On pourrait croire que si la patrimonialisation du site des Plaines a permis sa conservation, elle l'a aussi dépossédé d'une partie de son contenu historique. A l'époque de sa reconnaissance comme lieu historique national, les Anglophones voyaient ce parc comme une des plus grandes scènes de l'histoire de l'impérialisme anglais, lieu où Wolfe battit Montcalm. A l'opposé, les francophones souhaitaient associer le site à des références historiques plus neutres tout en restant fortes d'un point de vue symbolique, telles que la fondation de Québec par Champlain ou encore comme une propriété des Ursulines 20. Peut-on dire pour autant, à la suite de Chistopher Taylor que, pour réunir ces deux perspectives, le gouvernement du Canada, propriétaire du site, dut y adapter la présentation du site et que le résultat « is a rather bland park with little didactic meaning 21 » ? Rien n'est moins sûr, car chaque monument qui compose le site est, comme nous l'avons vu pour le monument dédié à Wolfe, le fruit de négociations, de reconstructions et de reconfigurations, témoignage de la puissance symbolique du lieu, tant pour Québec que pour le Canada.

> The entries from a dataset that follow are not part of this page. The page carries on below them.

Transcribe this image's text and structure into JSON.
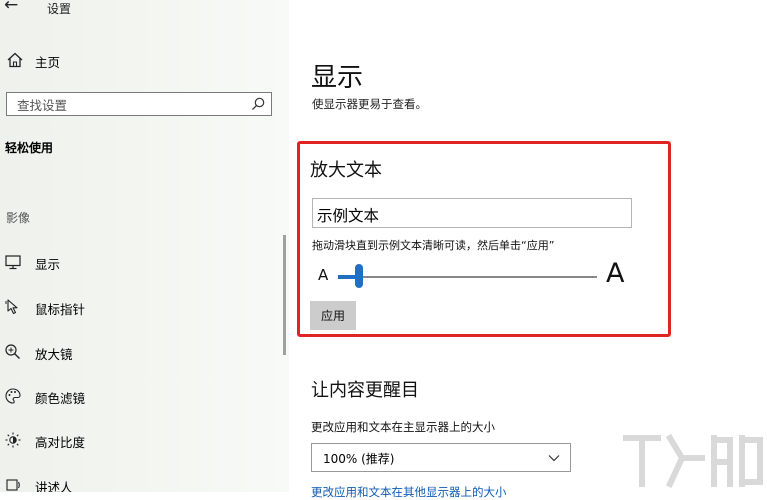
{
  "window": {
    "back": "←",
    "title": "设置"
  },
  "sidebar": {
    "home": "主页",
    "search_placeholder": "查找设置",
    "section": "轻松使用",
    "group_label": "影像",
    "items": [
      {
        "label": "显示",
        "icon": "monitor-icon"
      },
      {
        "label": "鼠标指针",
        "icon": "mouse-pointer-icon"
      },
      {
        "label": "放大镜",
        "icon": "magnifier-icon"
      },
      {
        "label": "颜色滤镜",
        "icon": "palette-icon"
      },
      {
        "label": "高对比度",
        "icon": "contrast-icon"
      },
      {
        "label": "讲述人",
        "icon": "narrator-icon"
      }
    ]
  },
  "main": {
    "title": "显示",
    "description": "使显示器更易于查看。",
    "enlarge": {
      "title": "放大文本",
      "sample_text": "示例文本",
      "instruction": "拖动滑块直到示例文本清晰可读，然后单击“应用”",
      "small_a": "A",
      "large_a": "A",
      "slider_value": 0.08,
      "apply_label": "应用"
    },
    "emphasis": {
      "title": "让内容更醒目",
      "size_label": "更改应用和文本在主显示器上的大小",
      "size_value": "100% (推荐)",
      "link_text": "更改应用和文本在其他显示器上的大小"
    }
  },
  "colors": {
    "accent": "#1f6fc2",
    "highlight": "#e02424",
    "link": "#0f5bb5"
  }
}
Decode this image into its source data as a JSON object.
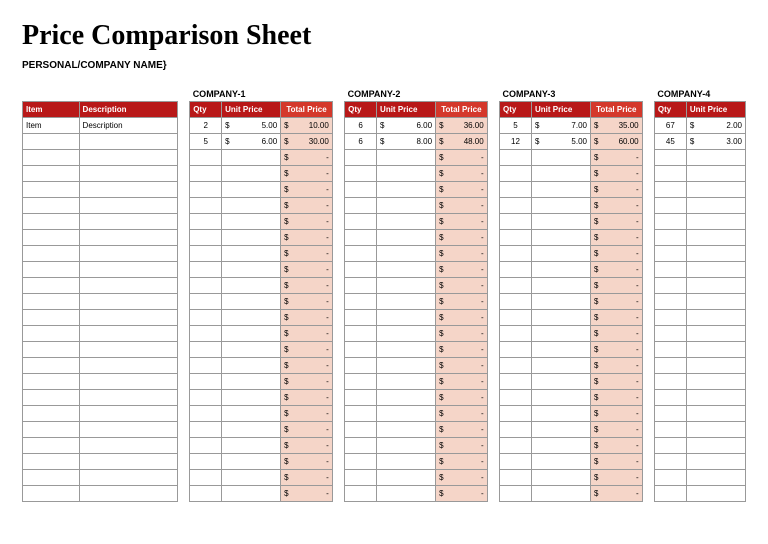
{
  "title": "Price Comparison Sheet",
  "subtitle": "PERSONAL/COMPANY NAME}",
  "headers": {
    "item": "Item",
    "description": "Description",
    "qty": "Qty",
    "unit_price": "Unit Price",
    "total_price": "Total Price"
  },
  "currency": "$",
  "dash": "-",
  "companies": [
    {
      "name": "COMPANY-1",
      "rows": [
        {
          "qty": "2",
          "unit_price": "5.00",
          "total": "10.00"
        },
        {
          "qty": "5",
          "unit_price": "6.00",
          "total": "30.00"
        }
      ]
    },
    {
      "name": "COMPANY-2",
      "rows": [
        {
          "qty": "6",
          "unit_price": "6.00",
          "total": "36.00"
        },
        {
          "qty": "6",
          "unit_price": "8.00",
          "total": "48.00"
        }
      ]
    },
    {
      "name": "COMPANY-3",
      "rows": [
        {
          "qty": "5",
          "unit_price": "7.00",
          "total": "35.00"
        },
        {
          "qty": "12",
          "unit_price": "5.00",
          "total": "60.00"
        }
      ]
    },
    {
      "name": "COMPANY-4",
      "rows": [
        {
          "qty": "67",
          "unit_price": "2.00",
          "total": ""
        },
        {
          "qty": "45",
          "unit_price": "3.00",
          "total": ""
        }
      ]
    }
  ],
  "first_row": {
    "item": "Item",
    "description": "Description"
  },
  "empty_rows": 22
}
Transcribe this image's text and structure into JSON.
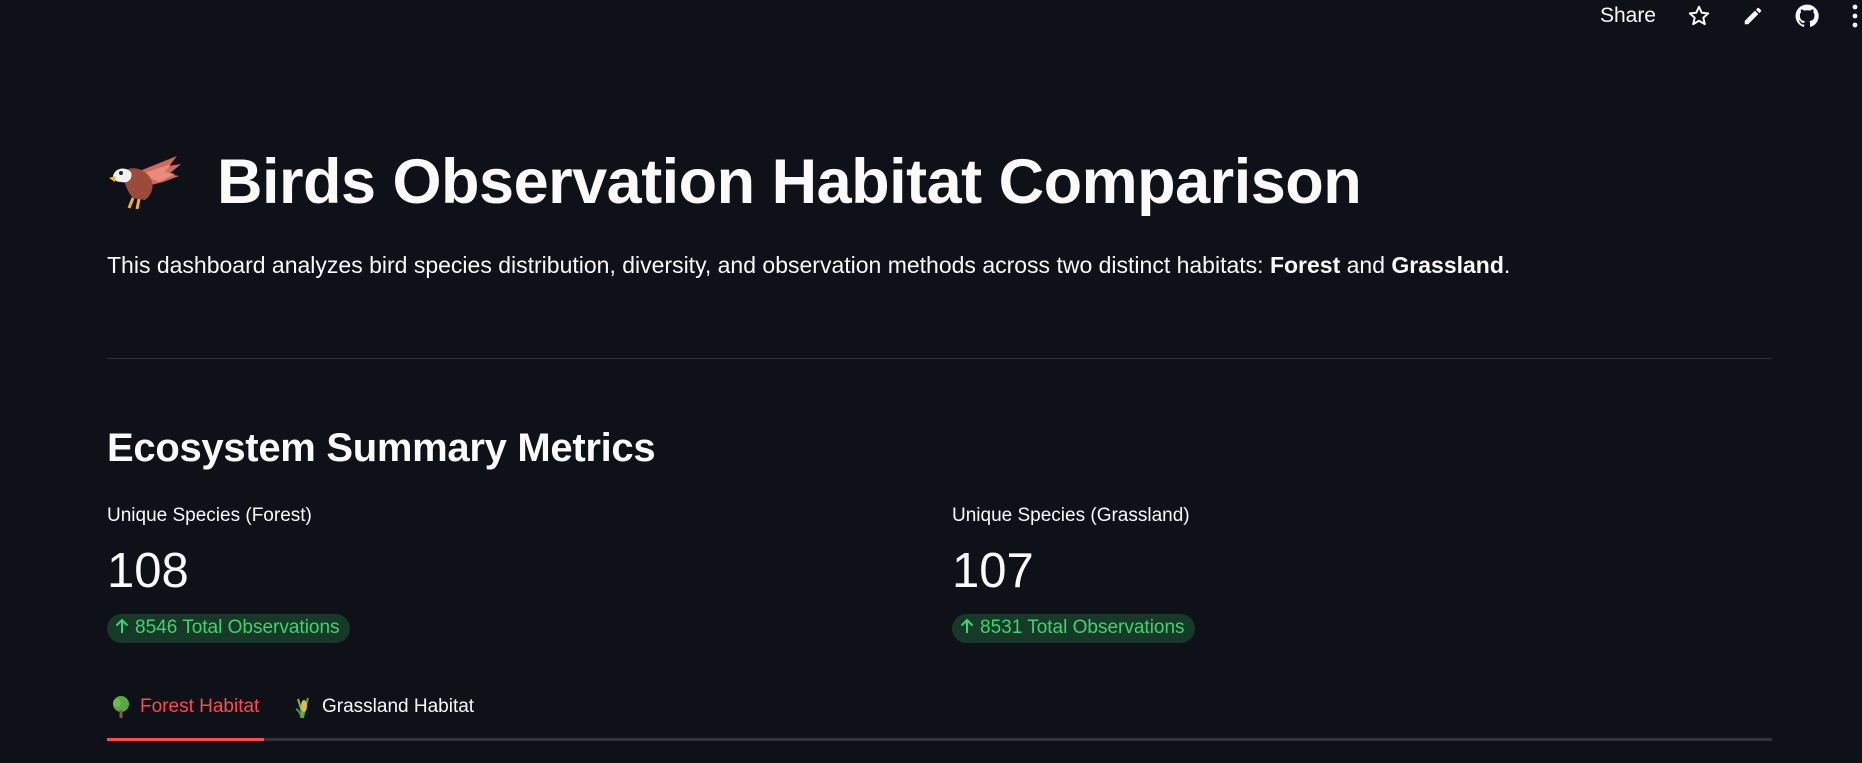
{
  "toolbar": {
    "share_label": "Share",
    "icons": [
      "star-icon",
      "pencil-icon",
      "github-icon",
      "more-vertical-icon"
    ]
  },
  "header": {
    "title": "Birds Observation Habitat Comparison",
    "title_icon": "eagle-icon"
  },
  "description": {
    "prefix": "This dashboard analyzes bird species distribution, diversity, and observation methods across two distinct habitats: ",
    "habitat_1": "Forest",
    "middle": " and ",
    "habitat_2": "Grassland",
    "suffix": "."
  },
  "summary": {
    "heading": "Ecosystem Summary Metrics",
    "metrics": [
      {
        "label": "Unique Species (Forest)",
        "value": "108",
        "delta": "8546 Total Observations"
      },
      {
        "label": "Unique Species (Grassland)",
        "value": "107",
        "delta": "8531 Total Observations"
      }
    ]
  },
  "tabs": [
    {
      "label": "Forest Habitat",
      "icon": "tree-icon",
      "active": true
    },
    {
      "label": "Grassland Habitat",
      "icon": "grass-icon",
      "active": false
    }
  ],
  "colors": {
    "background": "#0e1117",
    "accent": "#ff4b4b",
    "delta_text": "#3dd56d",
    "delta_bg": "#173928",
    "divider": "#31333f"
  }
}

Place Royale : la représentation de l'héritage français
Tout comme les Plaines d'Abraham, le site de Place Royale est un lieu hautement symbolique pour la ville. Pourtant, il n'est pas investi des mêmes valeurs. Bien au contraire, on pourrait même dire qu'il est son antithèse. Autant le cas des Plaines d'Abraham atteste de négociations dans le processus de conservation, autant le site de Place Royale présente une vision unifiée et unificatrice du patrimoine.
En 1908, le gouvernement du Canada, en intervenant dans la préservation des Plaines d'Abraham, entendait, au-delà du geste de conservation, réaffirmer son autorité dans une ville où les francophones étaient devenus majoritaires depuis la fin du siècle. En attribuant une aura nationale au lieu, il construit un patrimoine au potentiel symbolique fort pour les Canadiens, et, dans le même temps, « en donnant sens au lieu, il indique la direction du pouvoir et son identité 22 ». En 1967, le gouvernement du Québec, à travers le projet de rénovation de Place Royale accompagne et soutient la montée du sentiment national au Québec, dans un contexte de fortes revendications politiques vis-à-vis du gouvernement du Canada.
Il a été montré à plusieurs reprises 23 à quel point le rayonnement de Place Royale dépassait largement le cadre de la ville, et que son caractère immanent avait – entre autres - pour vocation de fédérer l'Amérique française. Ainsi, valorisée en tant que « berceau de l'Amérique française », « première ville fortifiée en Amérique du Nord » ou encore « ville la plus française d'Amérique », les autorités québécoises avaient pour objectif de créer à Québec un centre pour le projet de nation qui s'affirmait alors. Place Royale est, selon Luc Noppen, un « lieu sacré : c'est là que Samuel de Champlain, fondateur de Québec, se serait établi il y a quatre siècles 24 ». Quand on sait qu'au 19 ème siècle cette place a échappé de justesse à une démolition, et qu'elle a failli être remplacée par une gare, son destin contemporain semble encore davantage lié aux préoccupations de son époque 25. On peut d'ailleurs considérer que cette opération a jeté les bases d'une première politique du patrimoine dans la ville de Québec.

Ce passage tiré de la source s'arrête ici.